June 8 A 2.5-minute video of the suspect's confession is released. Fars News casts doubt on the robbery motive.

== Controversies and Public Doubts ==

=== Missing CCTV Footage ===
Namaz Square and nearby areas are densely monitored. The lack of footage showing Hosseinnejad boarding the vehicle raised questions.

=== Concealment of Suspect's Identity ===
Unlike in other cases, the suspect's face was obscured by dual masks. This unusual treatment was widely criticized.

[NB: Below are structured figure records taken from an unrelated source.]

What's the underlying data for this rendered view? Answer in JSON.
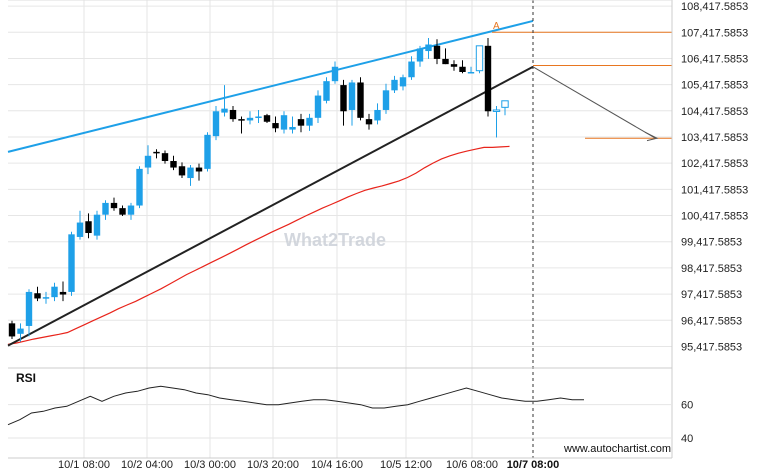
{
  "chart_data": {
    "type": "candlestick",
    "x_ticks": [
      "10/1 08:00",
      "10/2 04:00",
      "10/3 00:00",
      "10/3 20:00",
      "10/4 16:00",
      "10/5 12:00",
      "10/6 08:00"
    ],
    "highlight_x_label": "10/7 08:00",
    "y_ticks": [
      "108,417.5853",
      "107,417.5853",
      "106,417.5853",
      "105,417.5853",
      "104,417.5853",
      "103,417.5853",
      "102,417.5853",
      "101,417.5853",
      "100,417.5853",
      "99,417.5853",
      "98,417.5853",
      "97,417.5853",
      "96,417.5853",
      "95,417.5853"
    ],
    "y_tick_values": [
      108417.5853,
      107417.5853,
      106417.5853,
      105417.5853,
      104417.5853,
      103417.5853,
      102417.5853,
      101417.5853,
      100417.5853,
      99417.5853,
      98417.5853,
      97417.5853,
      96417.5853,
      95417.5853
    ],
    "ylim": [
      94900,
      108650
    ],
    "candles": [
      {
        "o": 96300,
        "h": 96400,
        "l": 95700,
        "c": 95800
      },
      {
        "o": 95900,
        "h": 96300,
        "l": 95600,
        "c": 96100
      },
      {
        "o": 96200,
        "h": 97600,
        "l": 95800,
        "c": 97500
      },
      {
        "o": 97450,
        "h": 97700,
        "l": 97150,
        "c": 97250
      },
      {
        "o": 97250,
        "h": 97500,
        "l": 97050,
        "c": 97300
      },
      {
        "o": 97300,
        "h": 97850,
        "l": 97150,
        "c": 97700
      },
      {
        "o": 97500,
        "h": 97900,
        "l": 97150,
        "c": 97400
      },
      {
        "o": 97500,
        "h": 99800,
        "l": 97350,
        "c": 99700
      },
      {
        "o": 99600,
        "h": 100600,
        "l": 99500,
        "c": 100150
      },
      {
        "o": 100200,
        "h": 100500,
        "l": 99550,
        "c": 99750
      },
      {
        "o": 99650,
        "h": 100600,
        "l": 99500,
        "c": 100450
      },
      {
        "o": 100450,
        "h": 101000,
        "l": 100250,
        "c": 100900
      },
      {
        "o": 100900,
        "h": 101100,
        "l": 100600,
        "c": 100700
      },
      {
        "o": 100700,
        "h": 100800,
        "l": 100400,
        "c": 100450
      },
      {
        "o": 100450,
        "h": 100900,
        "l": 100250,
        "c": 100800
      },
      {
        "o": 100800,
        "h": 102300,
        "l": 100700,
        "c": 102200
      },
      {
        "o": 102250,
        "h": 103100,
        "l": 102000,
        "c": 102700
      },
      {
        "o": 102850,
        "h": 102950,
        "l": 102600,
        "c": 102800
      },
      {
        "o": 102800,
        "h": 102900,
        "l": 102400,
        "c": 102500
      },
      {
        "o": 102500,
        "h": 102700,
        "l": 102150,
        "c": 102250
      },
      {
        "o": 102300,
        "h": 102450,
        "l": 101850,
        "c": 101950
      },
      {
        "o": 101850,
        "h": 102350,
        "l": 101550,
        "c": 102250
      },
      {
        "o": 102250,
        "h": 102400,
        "l": 101750,
        "c": 102100
      },
      {
        "o": 102200,
        "h": 103600,
        "l": 102100,
        "c": 103500
      },
      {
        "o": 103450,
        "h": 104600,
        "l": 103300,
        "c": 104400
      },
      {
        "o": 104350,
        "h": 105400,
        "l": 104200,
        "c": 104500
      },
      {
        "o": 104450,
        "h": 104600,
        "l": 104000,
        "c": 104100
      },
      {
        "o": 104100,
        "h": 104200,
        "l": 103550,
        "c": 104050
      },
      {
        "o": 104050,
        "h": 104400,
        "l": 103900,
        "c": 104150
      },
      {
        "o": 104150,
        "h": 104450,
        "l": 103950,
        "c": 104200
      },
      {
        "o": 104250,
        "h": 104300,
        "l": 103950,
        "c": 104000
      },
      {
        "o": 103950,
        "h": 104200,
        "l": 103600,
        "c": 103750
      },
      {
        "o": 103700,
        "h": 104400,
        "l": 103550,
        "c": 104250
      },
      {
        "o": 103700,
        "h": 104200,
        "l": 103550,
        "c": 103800
      },
      {
        "o": 104100,
        "h": 104300,
        "l": 103600,
        "c": 103850
      },
      {
        "o": 103850,
        "h": 104300,
        "l": 103650,
        "c": 104150
      },
      {
        "o": 104150,
        "h": 105200,
        "l": 103950,
        "c": 105000
      },
      {
        "o": 104800,
        "h": 105700,
        "l": 104700,
        "c": 105550
      },
      {
        "o": 105550,
        "h": 106300,
        "l": 105450,
        "c": 106100
      },
      {
        "o": 105400,
        "h": 105600,
        "l": 103850,
        "c": 104400
      },
      {
        "o": 104450,
        "h": 105600,
        "l": 103850,
        "c": 105500
      },
      {
        "o": 105500,
        "h": 105700,
        "l": 104050,
        "c": 104150
      },
      {
        "o": 104100,
        "h": 104300,
        "l": 103700,
        "c": 103900
      },
      {
        "o": 104050,
        "h": 104700,
        "l": 103900,
        "c": 104450
      },
      {
        "o": 104450,
        "h": 105450,
        "l": 104300,
        "c": 105200
      },
      {
        "o": 105200,
        "h": 105750,
        "l": 105100,
        "c": 105600
      },
      {
        "o": 105350,
        "h": 105800,
        "l": 105200,
        "c": 105700
      },
      {
        "o": 105700,
        "h": 106500,
        "l": 105600,
        "c": 106300
      },
      {
        "o": 106300,
        "h": 106900,
        "l": 106100,
        "c": 106800
      },
      {
        "o": 106700,
        "h": 107200,
        "l": 106400,
        "c": 106950
      },
      {
        "o": 106900,
        "h": 107150,
        "l": 106200,
        "c": 106400
      },
      {
        "o": 106400,
        "h": 106800,
        "l": 106200,
        "c": 106200
      },
      {
        "o": 106200,
        "h": 106350,
        "l": 105950,
        "c": 106100
      },
      {
        "o": 106100,
        "h": 106350,
        "l": 105850,
        "c": 105900
      },
      {
        "o": 105900,
        "h": 106100,
        "l": 105850,
        "c": 105900
      },
      {
        "o": 105950,
        "h": 106900,
        "l": 105850,
        "c": 106900,
        "dashed": true
      },
      {
        "o": 106900,
        "h": 107200,
        "l": 104200,
        "c": 104400
      },
      {
        "o": 104400,
        "h": 104600,
        "l": 103400,
        "c": 104450,
        "dashed": true
      },
      {
        "o": 104550,
        "h": 104800,
        "l": 104250,
        "c": 104800,
        "dashed": true
      }
    ],
    "moving_average": [
      95500,
      95550,
      95620,
      95700,
      95760,
      95820,
      95880,
      95950,
      96100,
      96250,
      96400,
      96550,
      96700,
      96860,
      97000,
      97140,
      97300,
      97460,
      97620,
      97800,
      97980,
      98160,
      98320,
      98480,
      98640,
      98800,
      98960,
      99130,
      99300,
      99460,
      99620,
      99780,
      99930,
      100080,
      100240,
      100400,
      100550,
      100700,
      100840,
      100980,
      101130,
      101260,
      101380,
      101470,
      101550,
      101640,
      101740,
      101870,
      102040,
      102240,
      102420,
      102580,
      102700,
      102800,
      102880,
      102950,
      103020,
      103020,
      103040,
      103060
    ],
    "rsi": [
      48,
      51,
      55,
      56,
      58,
      59,
      62,
      65,
      62,
      65,
      67,
      68,
      70,
      71,
      70,
      69,
      67,
      66,
      64,
      63,
      62,
      61,
      60,
      60,
      61,
      62,
      63,
      63,
      62,
      61,
      60,
      58,
      58,
      59,
      60,
      62,
      64,
      66,
      68,
      70,
      68,
      66,
      64,
      63,
      62,
      62,
      63,
      64,
      63,
      63
    ],
    "rsi_ticks": [
      "60",
      "40"
    ],
    "rsi_tick_values": [
      60,
      40
    ],
    "rsi_label": "RSI",
    "watermark": "What2Trade",
    "pattern_label": "A",
    "website": "www.autochartist.com",
    "colors": {
      "bull": "#1ea0e8",
      "bear": "#000000",
      "ma": "#e8241b",
      "resistance": "#1ea0e8",
      "support": "#222222",
      "level": "#e87620",
      "projection": "#555555",
      "grid": "#e6e6e6"
    }
  }
}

=== Conflicting Motives ===
Initial claims referenced robbery; later reports suggested attempted sexual assault, and eventually, a confrontation over behavior and appearance. These shifts, along with online activity linked to the suspect, led to suspicions of ideological motives.

=== Body Discovery Location ===
Initial police reports cited the vicinity of Mehrabad Airport. Later videos indicated an entirely different area: Shamsabad Industrial Zone in south Tehran, far from the first location.

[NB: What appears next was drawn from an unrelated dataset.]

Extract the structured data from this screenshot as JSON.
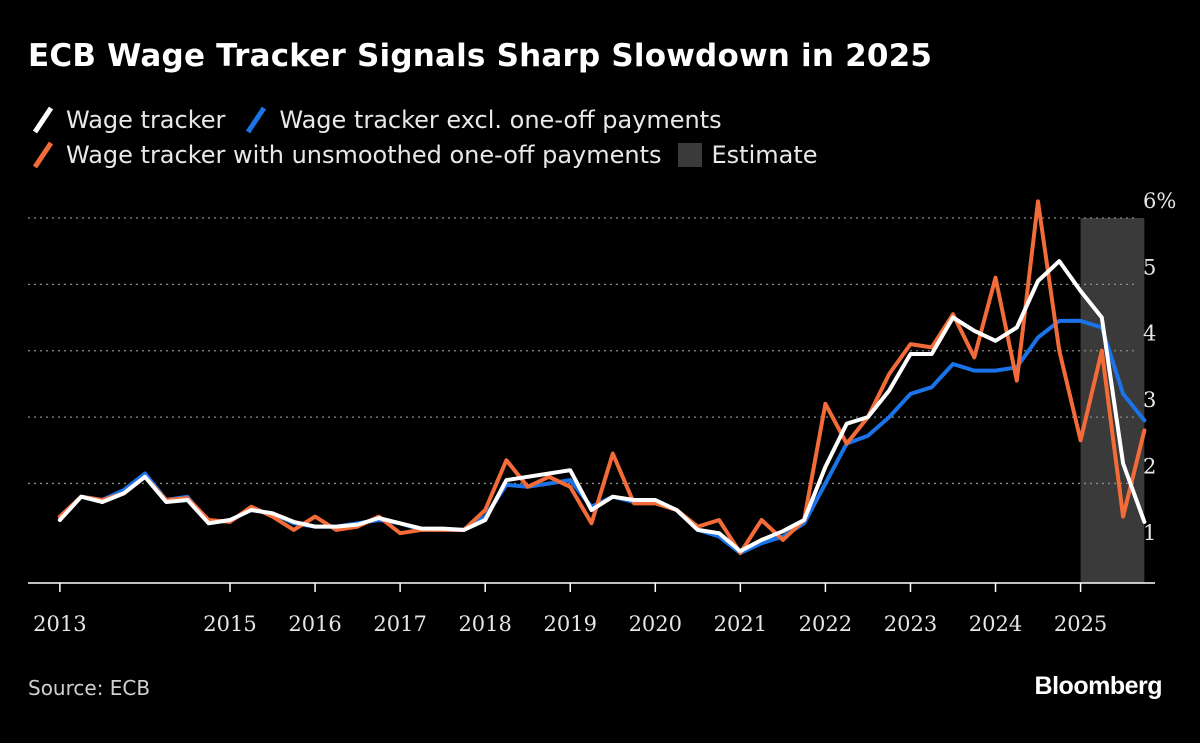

=== Ride-hailing Employment ===
Authorities confirmed that the suspect had previously worked with Snapp. While officials stated the murder occurred outside the platform, questions arose about vetting drivers with criminal backgrounds.

=== Government Criticism ===
Widespread criticism on social media targeted the Iranian authorities for systemic discrimination and failure to protect women. Users noted the contradiction between the regime's facial recognition efforts to enforce hijab and the 11-day delay in tracking a missing woman.

== Social Activism ==
On her Instagram page, Hosseinnejad had posted stories supporting dissident artists and the "Women, Life, Freedom" movement. She had also expressed opposition to the execution of Mohammad Hosseini, a protester arrested in the 2022–2023 protests.

== Similar Cases ==
Hosseinnejad's case was compared to that of Samaa Jahanbaz, a 22-year-old woman who went missing in Shiraz in 2022. Both cases involved young women who disappeared under unclear circumstances and drew public attention.

== Reactions ==
=== Politicians ===

- Zahra Pezeshkian, representing President Masoud Pezeshkian, met with Hosseinnejad's family on June 7 and conveyed the president's condolences.
- Narges Mohammadi, imprisoned Nobel Peace Prize laureate, wrote: "Elaheh was not killed merely on the road from Tehran to Eslamshahr—but on a path paved by state violence against women across Iran."
- Reza Pahlavi, Iranian crown prince in exile, blamed the Islamic Republic: "As long as this regime promotes political violence and normalizes misogyny, no Iranian woman will be safe."
- Hossein Ronaghi criticized the regime's focus on enforcing hijab over public safety.
- Masih Alinejad questioned how a woman could vanish under numerous city cameras, yet no trace was found.
- Nazanin Boniadi stated: "This regime is not blind - it is complicit in every honor killing and every cover-up."
- Saeed Ohadi, head of the Martyrs Foundation, dismissed the outrage as media exaggeration.

=== Athletes ===

- Rasoul Khadem linked Hosseinnejad's murder with that of Amir Mohammad Khaleghi, calling both victims of a wounded nation.
- Mohammad Khodabandelou, a footballer for Persepolis FC, visited her family on June 6. Elaheh was known to support the team.
- The Persepolis Club posted a tribute to her on Instagram.
- Voria Ghafouri wrote that the murder reflected deep social and psychological problems in Iranian society.
- Nahid Kiani, taekwondo champion, posted on Instagram: "90 million Iranians are wounded."

=== Artists and Celebrities ===
Numerous actors, musicians, and public figures shared tributes on social media. Singer Alireza Ghorbani paid tribute to Elaheh during a live concert on June 5.